This past weekend I attended my hometown’s May Fair, a huge street festival of food, music, arts, and crafts. I always go into these types of things with the same mentality:

Don’t buy anything unless it speaks to you.

There is a fine line between being intrigued by something and being utterly captivated.

With the former, you can admire it, sigh, appreciate its worth, hold it in your hands, imagine it hanging in your house or adorning your neck. When you put the item back on the table, there may be some resistance, but you can still walk away confident with the decision to do so.

With the latter, there is an instant connection. The moment you hold up the print or try on the bracelet, there is a conversation. The art is speaking to you. Some invisible line of energy connects the intention behind the work to your brain and heart, and suddenly you feel One with this object in front of you. It is not just a portrait; it is part of you. Putting the artwork back on the display table feels like betrayal, and you can’t help but step back and pick it up again. The notion of walking away without this art becomes unbearable, and you cry out, “I’ll take it!” without even looking at the price tag on its underside.

The first item that had me under its spell was this torched copper dancer. It was only available as a pin, but at my request, the artist looped a cord through the backside and instantly transformed it into a pendant.

I had been looking for a long time for a pendant that represented the essence of 5Rhythms, and this just shouted to me loud and clear. I love how the chemistry behind heating the copper brings out so many colors. It’s one body filled with so much…stuff. The five rhythms are swirling inside of her.

My heart skipped a beat again when I passed a vendor selling prints of vintage photos.

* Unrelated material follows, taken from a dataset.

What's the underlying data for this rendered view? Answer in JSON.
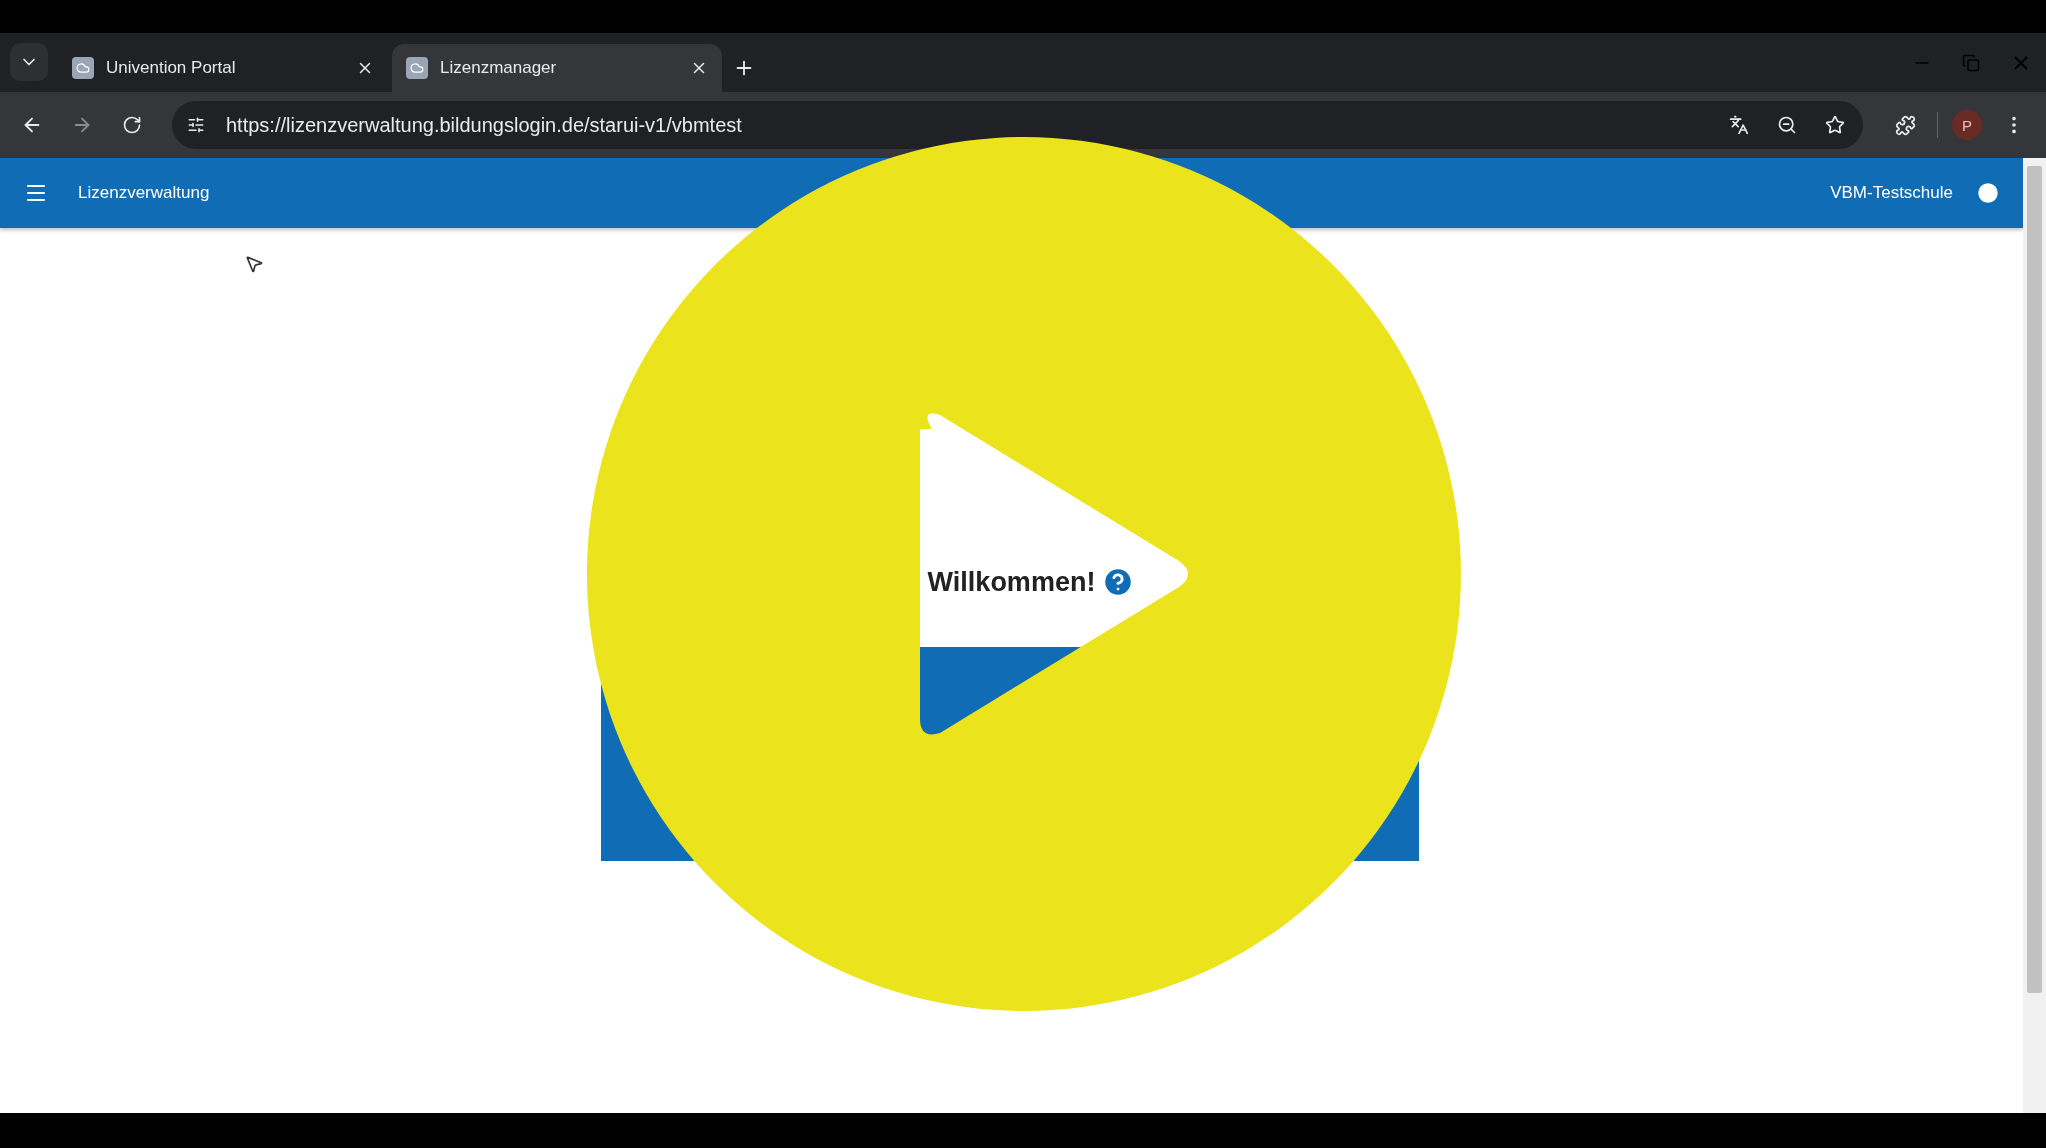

Two of them instantly called out to me, and I picked them out of the milk crate they resided in without even hesitating.

The images are part of a collection of photos of the National American Ballet taken in the 1920s (archived in the Library of Congress). To tell you the truth, they aren’t the best-quality prints, but I wasn’t at all interested in the technical aspects of photography or reprinting; it was the emotion in the dancers’ bodies that drew me in and took my breath away.

When I looked at those women, I saw me. I rarely dance with mirrors anymore, but I am confident that my body is filled with that kind of rapture in those precious moments in 5Rhythms when Chaos winds down and Lyrical takes effect. In fact, the vendor selling these prints titled the bottom portrait “Joy” and the top one “Bliss.” I probably would have given them the same names myself.

There is so much I love about these images. In the top image, the dancer is connecting with earth and sky and everything around her. It is indeed Bliss. In the bottom portrait, the woman’s expression is both ecstatic and yet somewhat pained, yet the artist gave it the title “Joy.” I like to envision that this woman was captured during the very moment she danced the devil off her back (to quote Florence), simultaneously letting go of something that pinned her down and breathing in a new kind of freedom.

I also love that these are ballet dancers, but they are barefoot with regular-sized bodies. Their physique is so different than what we see in today’s ballerinas: chiseled, waif-like, rigid. Not that I don’t like 21st-century ballet, but I connect so much more with the liberation portrayed in these images from nearly 90 years ago.

I imagine these liberated dancers landing back on the ground, rolling into the grass and picking dandelions. When I look at these photos, I see myself at the pinnacle of my dancing frenzy, 100% nourished and fulfilled, one millisecond caught in time but a moment I want to extend into 1 minute…1 hour…1 day…1 month…1 year…1 lifetime.